In our case, we chose to eat at Gordon Ramsay Steak at Paris Las Vegas.

The casino itself was so opulent, it truly boggles the mind. Where else but in Vegas will you find yourself trying your luck on slot machines located at the base of the Eiffel Tower under a very convincing facade of a Parisian sky?

Anyway, I am now of the opinion that the difference between eating at say, McDonald’s, and a Gordon Ramsay restaurant is in the service. Instead of the sullen person in front of the till asking you if you wanted hash browns to go with your Egg McMuffins, you get personalised service, constant attention and GET THIS, an actual live meat presentation instead of an ordinary humdrum menu.

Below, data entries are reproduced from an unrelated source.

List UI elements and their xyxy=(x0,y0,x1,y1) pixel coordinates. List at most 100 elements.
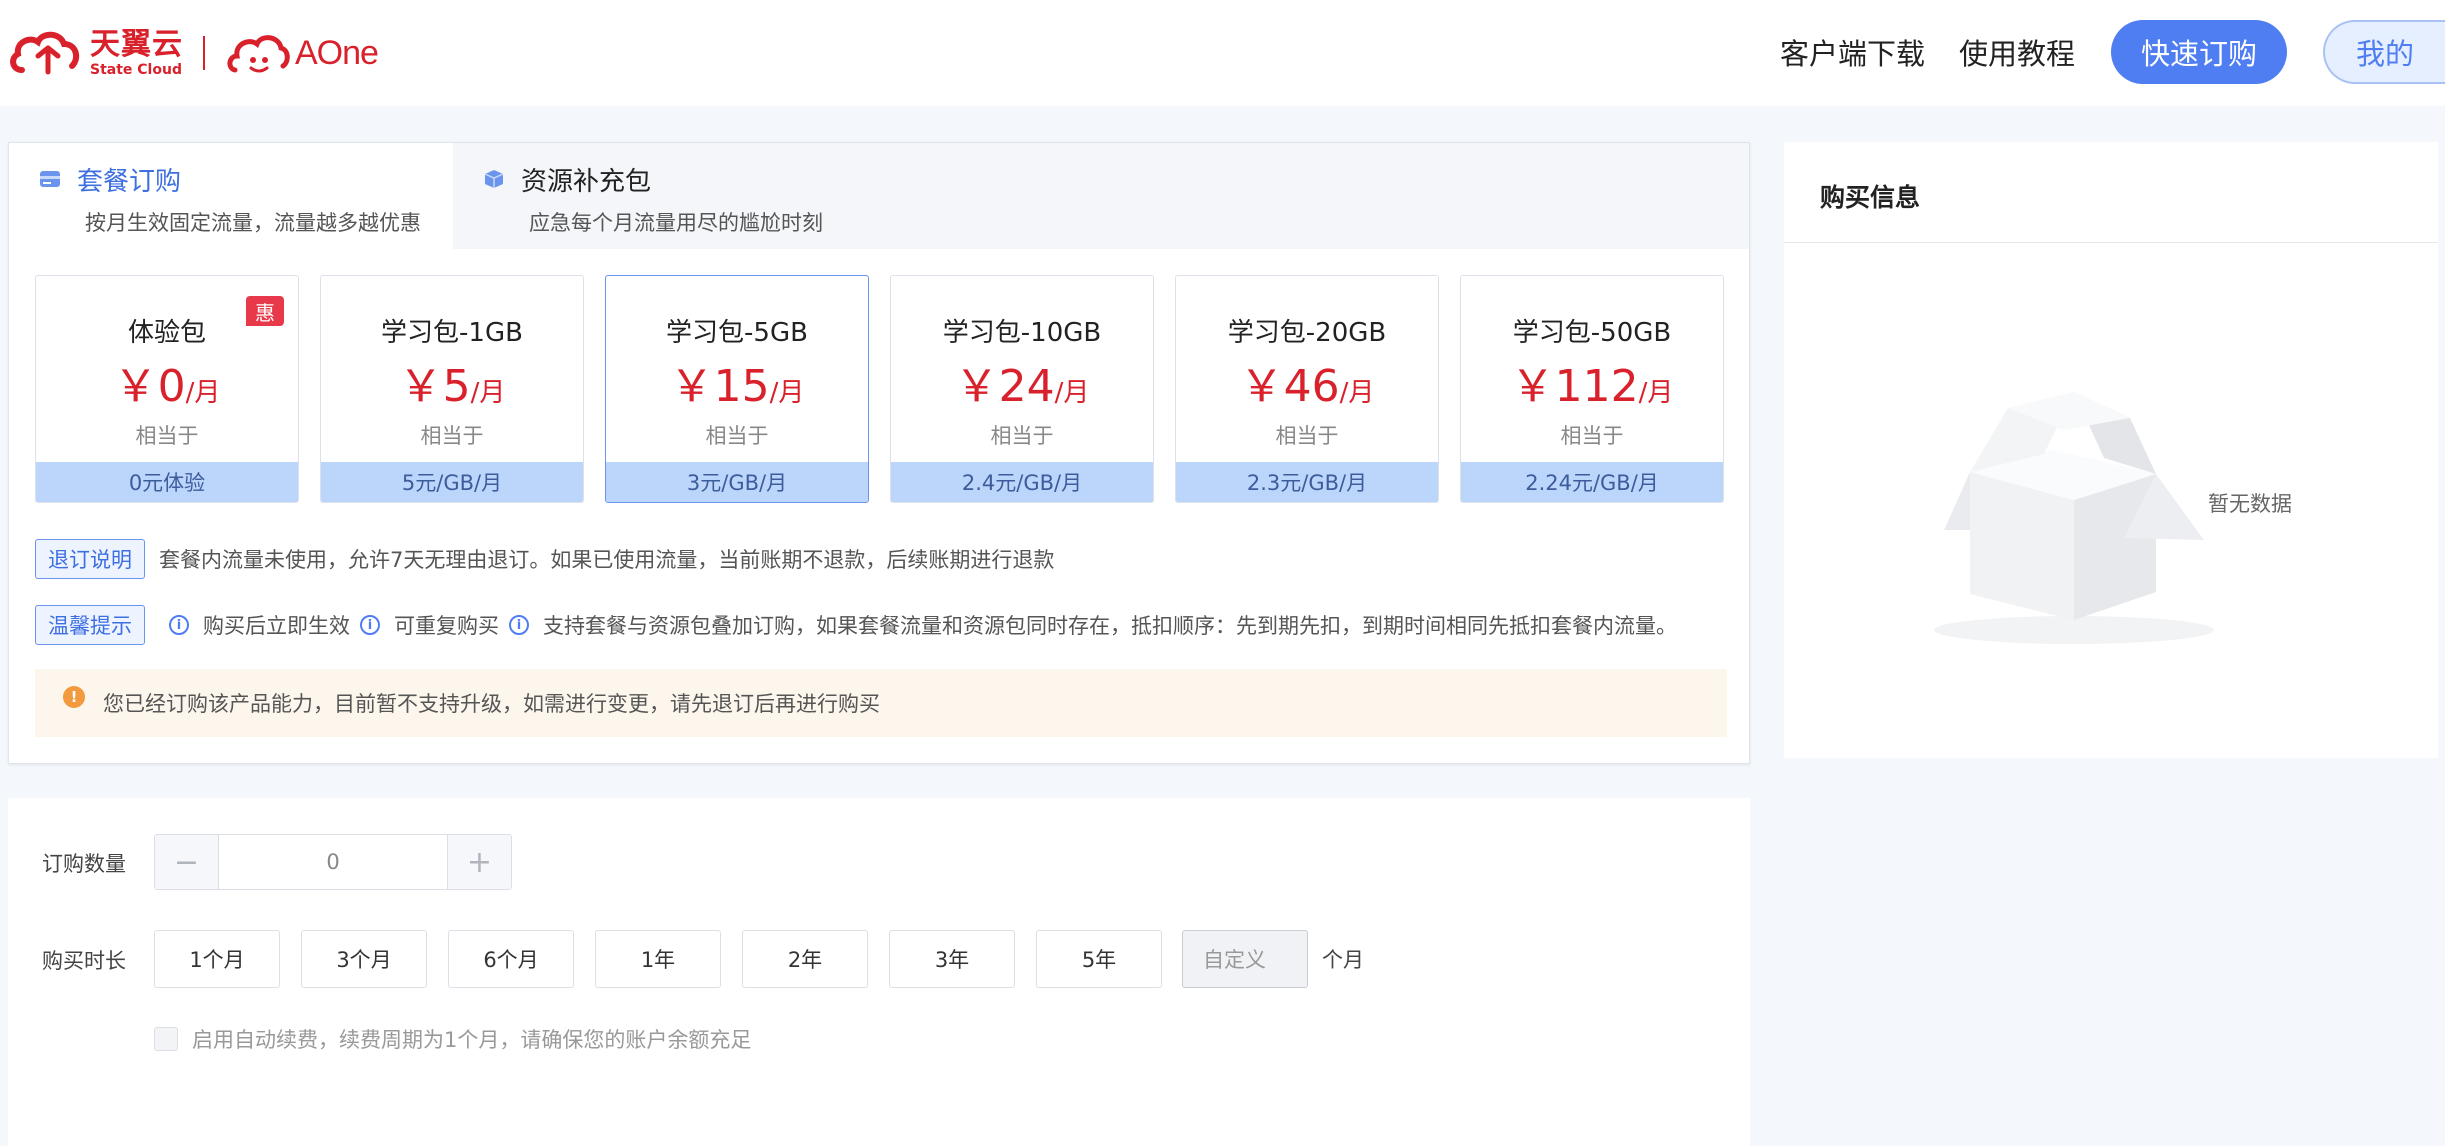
price-currency: ￥ xyxy=(1510,361,1555,412)
tab-package-order[interactable]: 套餐订购 按月生效固定流量，流量越多越优惠 xyxy=(9,143,453,249)
top-header: 天翼云 State Cloud AOne 客户端下载 使用教程 快速订购 我的 xyxy=(0,0,2445,106)
price-currency: ￥ xyxy=(954,361,999,412)
decrement-button[interactable]: − xyxy=(155,835,219,889)
duration-5-years[interactable]: 5年 xyxy=(1036,930,1162,988)
tab-resource-pack-subtitle: 应急每个月流量用尽的尴尬时刻 xyxy=(529,211,823,235)
warning-alert: ! 您已经订购该产品能力，目前暂不支持升级，如需进行变更，请先退订后再进行购买 xyxy=(35,669,1727,737)
price-unit: /月 xyxy=(1638,378,1674,408)
info-icon: i xyxy=(509,615,529,635)
plan-name: 体验包 xyxy=(127,318,206,348)
package-icon xyxy=(40,171,60,187)
refund-tag: 退订说明 xyxy=(35,539,145,579)
duration-2-years[interactable]: 2年 xyxy=(742,930,868,988)
refund-info: 退订说明 套餐内流量未使用，允许7天无理由退订。如果已使用流量，当前账期不退款，… xyxy=(35,539,1054,579)
price-currency: ￥ xyxy=(1239,361,1284,412)
logo-aone: AOne xyxy=(295,33,379,72)
custom-duration-unit: 个月 xyxy=(1322,948,1364,972)
resource-pack-icon xyxy=(484,170,504,188)
auto-renew-checkbox[interactable] xyxy=(154,1027,178,1051)
duration-1-year[interactable]: 1年 xyxy=(595,930,721,988)
price-currency: ￥ xyxy=(669,361,714,412)
price-currency: ￥ xyxy=(113,361,158,412)
plan-card-20gb[interactable]: 学习包-20GB ￥46/月 相当于 2.3元/GB/月 xyxy=(1175,275,1439,503)
custom-duration-input[interactable]: 自定义 xyxy=(1182,930,1308,988)
quantity-input[interactable]: 0 xyxy=(219,835,447,889)
aone-logo-icon xyxy=(227,35,290,73)
price-unit: /月 xyxy=(470,378,506,408)
plan-name: 学习包-20GB xyxy=(1227,318,1387,348)
increment-button[interactable]: + xyxy=(447,835,511,889)
plan-equiv: 相当于 xyxy=(1275,424,1339,448)
top-nav: 客户端下载 使用教程 快速订购 我的 xyxy=(1780,20,2445,84)
plan-price: ￥112/月 xyxy=(1461,350,1723,414)
tutorial-link[interactable]: 使用教程 xyxy=(1959,31,2075,73)
duration-options: 1个月 3个月 6个月 1年 2年 3年 5年 自定义 个月 xyxy=(154,930,1364,988)
mine-button[interactable]: 我的 xyxy=(2323,20,2445,84)
price-value: 15 xyxy=(713,361,770,412)
logo-en: State Cloud xyxy=(90,61,182,78)
quantity-label: 订购数量 xyxy=(42,852,126,876)
divider xyxy=(1784,242,2438,243)
empty-text: 暂无数据 xyxy=(2208,492,2292,516)
price-currency: ￥ xyxy=(398,361,443,412)
plan-unit-price: 2.4元/GB/月 xyxy=(891,462,1153,502)
plan-equiv: 相当于 xyxy=(1560,424,1624,448)
quantity-stepper: − 0 + xyxy=(154,834,512,890)
plan-card-10gb[interactable]: 学习包-10GB ￥24/月 相当于 2.4元/GB/月 xyxy=(890,275,1154,503)
price-unit: /月 xyxy=(769,378,805,408)
plan-equiv: 相当于 xyxy=(705,424,769,448)
client-download-link[interactable]: 客户端下载 xyxy=(1780,31,1925,73)
plan-price: ￥0/月 xyxy=(36,350,298,414)
logo-cn: 天翼云 xyxy=(90,26,183,62)
plan-unit-price: 3元/GB/月 xyxy=(606,462,868,502)
purchase-info-title: 购买信息 xyxy=(1820,183,1921,212)
plan-card-5gb[interactable]: 学习包-5GB ￥15/月 相当于 3元/GB/月 xyxy=(605,275,869,503)
plan-name: 学习包-1GB xyxy=(381,318,523,348)
tab-package-order-subtitle: 按月生效固定流量，流量越多越优惠 xyxy=(85,211,421,235)
logo-text: 天翼云 State Cloud xyxy=(90,26,183,78)
purchase-info-panel: 购买信息 暂无数据 xyxy=(1784,142,2438,758)
refund-text: 套餐内流量未使用，允许7天无理由退订。如果已使用流量，当前账期不退款，后续账期进… xyxy=(159,548,1055,572)
info-icon: i xyxy=(360,615,380,635)
package-panel: 套餐订购 按月生效固定流量，流量越多越优惠 资源补充包 应急每个月流量用尽的尴尬… xyxy=(8,142,1750,764)
duration-6-months[interactable]: 6个月 xyxy=(448,930,574,988)
auto-renew-label: 启用自动续费，续费周期为1个月，请确保您的账户余额充足 xyxy=(192,1028,752,1052)
plan-list: 惠 体验包 ￥0/月 相当于 0元体验 学习包-1GB ￥5/月 相当于 5元/… xyxy=(35,275,1727,503)
plan-equiv: 相当于 xyxy=(135,424,199,448)
plan-name: 学习包-10GB xyxy=(942,318,1102,348)
tab-resource-pack[interactable]: 资源补充包 应急每个月流量用尽的尴尬时刻 xyxy=(453,143,1153,249)
duration-3-months[interactable]: 3个月 xyxy=(301,930,427,988)
plan-price: ￥24/月 xyxy=(891,350,1153,414)
plan-unit-price: 2.24元/GB/月 xyxy=(1461,462,1723,502)
tip-item: 支持套餐与资源包叠加订购，如果套餐流量和资源包同时存在，抵扣顺序：先到期先扣，到… xyxy=(543,614,1677,638)
price-unit: /月 xyxy=(1339,378,1375,408)
logo-divider xyxy=(203,36,205,70)
package-tabs: 套餐订购 按月生效固定流量，流量越多越优惠 资源补充包 应急每个月流量用尽的尴尬… xyxy=(9,143,1749,249)
price-unit: /月 xyxy=(185,378,221,408)
tips-tag: 温馨提示 xyxy=(35,605,145,645)
alert-text: 您已经订购该产品能力，目前暂不支持升级，如需进行变更，请先退订后再进行购买 xyxy=(103,692,880,716)
price-value: 46 xyxy=(1283,361,1340,412)
brand-logo[interactable]: 天翼云 State Cloud AOne xyxy=(8,26,379,80)
tip-item: 购买后立即生效 xyxy=(203,614,350,638)
plan-card-trial[interactable]: 惠 体验包 ￥0/月 相当于 0元体验 xyxy=(35,275,299,503)
plan-card-50gb[interactable]: 学习包-50GB ￥112/月 相当于 2.24元/GB/月 xyxy=(1460,275,1724,503)
price-value: 24 xyxy=(998,361,1055,412)
quick-order-button[interactable]: 快速订购 xyxy=(2111,20,2287,84)
plan-price: ￥5/月 xyxy=(321,350,583,414)
info-icon: i xyxy=(169,615,189,635)
plan-name: 学习包-50GB xyxy=(1512,318,1672,348)
duration-1-month[interactable]: 1个月 xyxy=(154,930,280,988)
empty-box-icon xyxy=(1934,392,2214,644)
price-value: 0 xyxy=(157,361,186,412)
plan-unit-price: 2.3元/GB/月 xyxy=(1176,462,1438,502)
price-value: 5 xyxy=(442,361,471,412)
auto-renew-option[interactable]: 启用自动续费，续费周期为1个月，请确保您的账户余额充足 xyxy=(154,1024,751,1054)
plan-card-1gb[interactable]: 学习包-1GB ￥5/月 相当于 5元/GB/月 xyxy=(320,275,584,503)
cloud-logo-icon xyxy=(10,31,80,75)
plan-equiv: 相当于 xyxy=(990,424,1054,448)
tips-info: 温馨提示 i 购买后立即生效 i 可重复购买 i 支持套餐与资源包叠加订购，如果… xyxy=(35,605,1677,645)
warning-icon: ! xyxy=(63,686,85,708)
duration-3-years[interactable]: 3年 xyxy=(889,930,1015,988)
plan-price: ￥46/月 xyxy=(1176,350,1438,414)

I have never had wagyu rib cap before and I probably won’t be able to afford to do so anytime soon, but can I just take the time to say this was absolutely delicious? Steak. Heaven.

Second, always have a celebrity-worthy outfit.

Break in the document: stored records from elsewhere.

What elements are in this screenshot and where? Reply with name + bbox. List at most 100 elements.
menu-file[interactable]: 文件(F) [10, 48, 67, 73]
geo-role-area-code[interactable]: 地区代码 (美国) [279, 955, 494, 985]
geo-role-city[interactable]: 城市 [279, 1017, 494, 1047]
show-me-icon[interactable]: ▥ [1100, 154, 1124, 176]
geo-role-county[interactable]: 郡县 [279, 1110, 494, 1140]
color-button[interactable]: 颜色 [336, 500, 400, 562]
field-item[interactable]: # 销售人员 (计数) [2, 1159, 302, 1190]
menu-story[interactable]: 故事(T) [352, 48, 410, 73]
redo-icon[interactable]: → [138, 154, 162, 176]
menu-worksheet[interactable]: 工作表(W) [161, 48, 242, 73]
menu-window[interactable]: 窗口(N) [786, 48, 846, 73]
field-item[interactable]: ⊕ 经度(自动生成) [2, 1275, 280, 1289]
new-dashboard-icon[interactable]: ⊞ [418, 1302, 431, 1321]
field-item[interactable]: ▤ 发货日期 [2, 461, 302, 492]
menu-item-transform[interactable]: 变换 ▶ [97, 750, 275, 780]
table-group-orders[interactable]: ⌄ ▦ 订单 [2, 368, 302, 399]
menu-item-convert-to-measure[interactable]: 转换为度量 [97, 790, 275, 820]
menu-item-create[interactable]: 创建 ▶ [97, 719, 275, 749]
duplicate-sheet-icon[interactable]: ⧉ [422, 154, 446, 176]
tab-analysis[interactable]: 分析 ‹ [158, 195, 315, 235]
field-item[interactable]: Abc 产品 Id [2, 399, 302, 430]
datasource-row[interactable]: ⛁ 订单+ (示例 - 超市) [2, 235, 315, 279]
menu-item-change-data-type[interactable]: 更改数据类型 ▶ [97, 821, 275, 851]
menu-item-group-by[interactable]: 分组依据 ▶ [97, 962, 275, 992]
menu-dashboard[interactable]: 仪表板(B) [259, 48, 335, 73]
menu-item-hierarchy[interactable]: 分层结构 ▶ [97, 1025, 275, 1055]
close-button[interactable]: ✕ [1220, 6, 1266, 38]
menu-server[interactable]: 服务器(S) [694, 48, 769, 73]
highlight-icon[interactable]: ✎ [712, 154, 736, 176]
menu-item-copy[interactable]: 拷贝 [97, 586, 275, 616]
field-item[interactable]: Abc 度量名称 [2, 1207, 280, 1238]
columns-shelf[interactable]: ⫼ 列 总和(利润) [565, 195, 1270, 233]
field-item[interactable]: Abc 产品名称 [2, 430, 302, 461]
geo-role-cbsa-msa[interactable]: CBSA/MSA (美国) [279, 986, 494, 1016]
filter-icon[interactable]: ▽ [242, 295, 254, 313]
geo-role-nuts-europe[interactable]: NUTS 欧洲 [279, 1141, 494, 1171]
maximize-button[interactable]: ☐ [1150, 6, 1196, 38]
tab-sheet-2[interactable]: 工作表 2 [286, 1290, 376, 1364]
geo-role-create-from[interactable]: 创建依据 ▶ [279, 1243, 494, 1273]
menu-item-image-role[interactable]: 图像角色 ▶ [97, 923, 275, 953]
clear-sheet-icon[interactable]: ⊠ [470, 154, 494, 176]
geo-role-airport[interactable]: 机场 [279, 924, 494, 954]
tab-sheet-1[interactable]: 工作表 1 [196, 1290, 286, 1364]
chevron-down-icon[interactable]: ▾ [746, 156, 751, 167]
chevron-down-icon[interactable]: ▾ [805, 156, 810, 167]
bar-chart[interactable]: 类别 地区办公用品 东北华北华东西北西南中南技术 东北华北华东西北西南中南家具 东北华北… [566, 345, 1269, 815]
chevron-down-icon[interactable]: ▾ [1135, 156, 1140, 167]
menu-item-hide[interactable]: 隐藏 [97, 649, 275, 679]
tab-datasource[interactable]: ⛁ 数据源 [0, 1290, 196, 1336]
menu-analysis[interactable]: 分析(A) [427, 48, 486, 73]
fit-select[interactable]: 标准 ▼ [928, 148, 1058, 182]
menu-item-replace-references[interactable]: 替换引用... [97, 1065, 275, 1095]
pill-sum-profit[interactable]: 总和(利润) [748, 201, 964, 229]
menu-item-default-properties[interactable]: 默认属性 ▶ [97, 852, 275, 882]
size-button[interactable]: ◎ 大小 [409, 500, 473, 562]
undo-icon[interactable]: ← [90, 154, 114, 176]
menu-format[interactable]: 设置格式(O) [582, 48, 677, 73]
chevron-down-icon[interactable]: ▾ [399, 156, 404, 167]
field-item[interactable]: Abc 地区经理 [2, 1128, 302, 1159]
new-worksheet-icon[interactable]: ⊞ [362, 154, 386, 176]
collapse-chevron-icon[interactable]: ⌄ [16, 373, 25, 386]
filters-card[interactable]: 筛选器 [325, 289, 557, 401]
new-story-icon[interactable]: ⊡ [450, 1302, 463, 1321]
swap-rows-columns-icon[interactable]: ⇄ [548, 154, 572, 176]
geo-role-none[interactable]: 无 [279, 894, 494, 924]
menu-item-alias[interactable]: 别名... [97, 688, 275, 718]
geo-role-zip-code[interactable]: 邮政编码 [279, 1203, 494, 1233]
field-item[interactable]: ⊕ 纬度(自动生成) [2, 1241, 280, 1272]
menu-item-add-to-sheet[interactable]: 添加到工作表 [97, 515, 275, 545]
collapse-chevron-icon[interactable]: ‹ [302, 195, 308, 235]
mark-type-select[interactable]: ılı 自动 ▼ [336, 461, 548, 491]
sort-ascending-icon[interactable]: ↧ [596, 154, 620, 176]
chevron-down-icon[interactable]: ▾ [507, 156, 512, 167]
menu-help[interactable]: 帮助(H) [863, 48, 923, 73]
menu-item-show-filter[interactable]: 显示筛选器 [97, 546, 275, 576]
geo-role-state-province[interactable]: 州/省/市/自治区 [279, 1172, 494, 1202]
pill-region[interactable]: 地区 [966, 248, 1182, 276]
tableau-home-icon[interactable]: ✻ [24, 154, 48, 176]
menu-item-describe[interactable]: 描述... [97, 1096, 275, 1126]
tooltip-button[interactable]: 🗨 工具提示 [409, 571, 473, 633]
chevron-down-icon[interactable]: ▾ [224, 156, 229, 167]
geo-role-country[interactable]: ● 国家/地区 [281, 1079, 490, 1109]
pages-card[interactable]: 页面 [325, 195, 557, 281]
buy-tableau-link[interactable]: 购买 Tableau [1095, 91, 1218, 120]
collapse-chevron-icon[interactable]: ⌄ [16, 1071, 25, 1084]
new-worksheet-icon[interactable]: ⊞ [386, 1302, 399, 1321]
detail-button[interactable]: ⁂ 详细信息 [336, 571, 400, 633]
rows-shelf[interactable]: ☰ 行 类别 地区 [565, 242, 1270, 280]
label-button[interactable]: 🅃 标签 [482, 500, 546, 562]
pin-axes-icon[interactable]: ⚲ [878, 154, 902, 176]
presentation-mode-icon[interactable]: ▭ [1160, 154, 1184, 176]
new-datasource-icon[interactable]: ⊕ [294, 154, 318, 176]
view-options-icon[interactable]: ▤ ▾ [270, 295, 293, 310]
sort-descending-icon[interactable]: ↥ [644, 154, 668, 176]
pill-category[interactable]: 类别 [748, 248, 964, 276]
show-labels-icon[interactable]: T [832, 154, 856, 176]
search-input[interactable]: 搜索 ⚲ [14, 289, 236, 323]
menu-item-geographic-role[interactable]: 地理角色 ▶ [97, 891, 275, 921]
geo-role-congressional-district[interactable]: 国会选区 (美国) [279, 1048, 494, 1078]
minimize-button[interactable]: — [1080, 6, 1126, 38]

I mean, you have to dress up in Vegas anyway. Its almost a requirement. I got to Vegas and I felt underdressed and low maintenance for the first time in my life. They take dressing up to a whole new level.

What you mustn’t do is wear a jumpsuit that requires another person, like your sister for example, to fasten it. See Exhibit A below.

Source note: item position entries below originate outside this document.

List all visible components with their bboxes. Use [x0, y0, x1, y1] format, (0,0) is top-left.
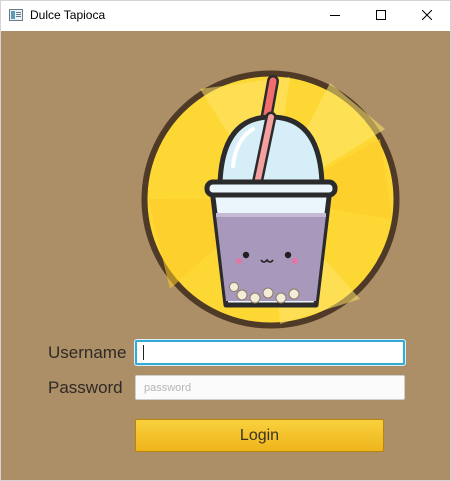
text-caret — [143, 345, 144, 360]
minimize-icon — [330, 15, 340, 16]
password-input[interactable] — [135, 375, 405, 400]
maximize-button[interactable] — [358, 1, 404, 30]
login-window: Dulce Tapioca Username Password Login — [0, 0, 451, 481]
close-button[interactable] — [404, 1, 450, 30]
bubble-tea-logo — [141, 70, 400, 329]
password-label: Password — [48, 378, 123, 397]
login-panel: Username Password Login — [1, 31, 450, 480]
minimize-button[interactable] — [312, 1, 358, 30]
close-icon — [422, 10, 432, 20]
title-bar[interactable]: Dulce Tapioca — [1, 1, 450, 31]
username-label: Username — [48, 343, 127, 362]
maximize-icon — [376, 10, 386, 20]
window-title: Dulce Tapioca — [30, 8, 106, 22]
app-window-icon — [9, 9, 23, 21]
username-input[interactable] — [135, 340, 405, 365]
login-button[interactable]: Login — [135, 419, 384, 452]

Because believe me, you will find yourself abandoned with the zipper and buttons at the back only half done-up, because said sibling has abandoned you in the toilet after your aunt has made the pronouncement that Gordon freakin’ Ramsay is in the restaurant.

You will then find yourself trying desperately not to have a wardrobe malfunction in front of one of the most famous chefs in the world.

Thirdly, pay attention during the photo op.

Celebrities are busy busy people, and they have loads of fans to meet. In this case, Gordon Ramsay had to go around the entire restaurant, table by table, to give diners indigestion secondary to the sheer awe of meeting him.

What you must NOT do is be too excited and hyper that you develop tunnel vision and not realise who’s actually taking the photo. You must NOT ignore Chef when he tries to tell you to look at the camera so the photo can finally be taken.

But then again, the result of not following this rule is truly hilarious and priceless.

Here’s Chef, telling my beloved Di-ko to please, please, PLEASE, look at the camera madam.

(And also, my jumpsuit is holding up. Not a side-boob in sight, thank goodness).

Finally, enjoy the moment.

Celebrities are people too, and (surprise, surprise) when you engage them in conversation they will actually respond. I told Chef that we’d also just come from London, and he asked us where we lived and what we do. He even asked about the state of the NHS.

Sadly, he did not offer us a 20% discount on our meal so Nando’s, you’re still our favourite restaurant.

The whole experience was absolutely surreal, especially since we’ve been obsessed with watching Hell’s Kitchen reruns on Netflix this year.

I think my sister was tempted to ask Chef Ramsay to say “its raaaaawwwww” just to hear what it sounds like in person, but she didn’t want him to think we were stupid. I would have gone for it if I thought about it.

So there you go, everything you need to learn about celebrity sightings. All smiles and say cheese, everyone!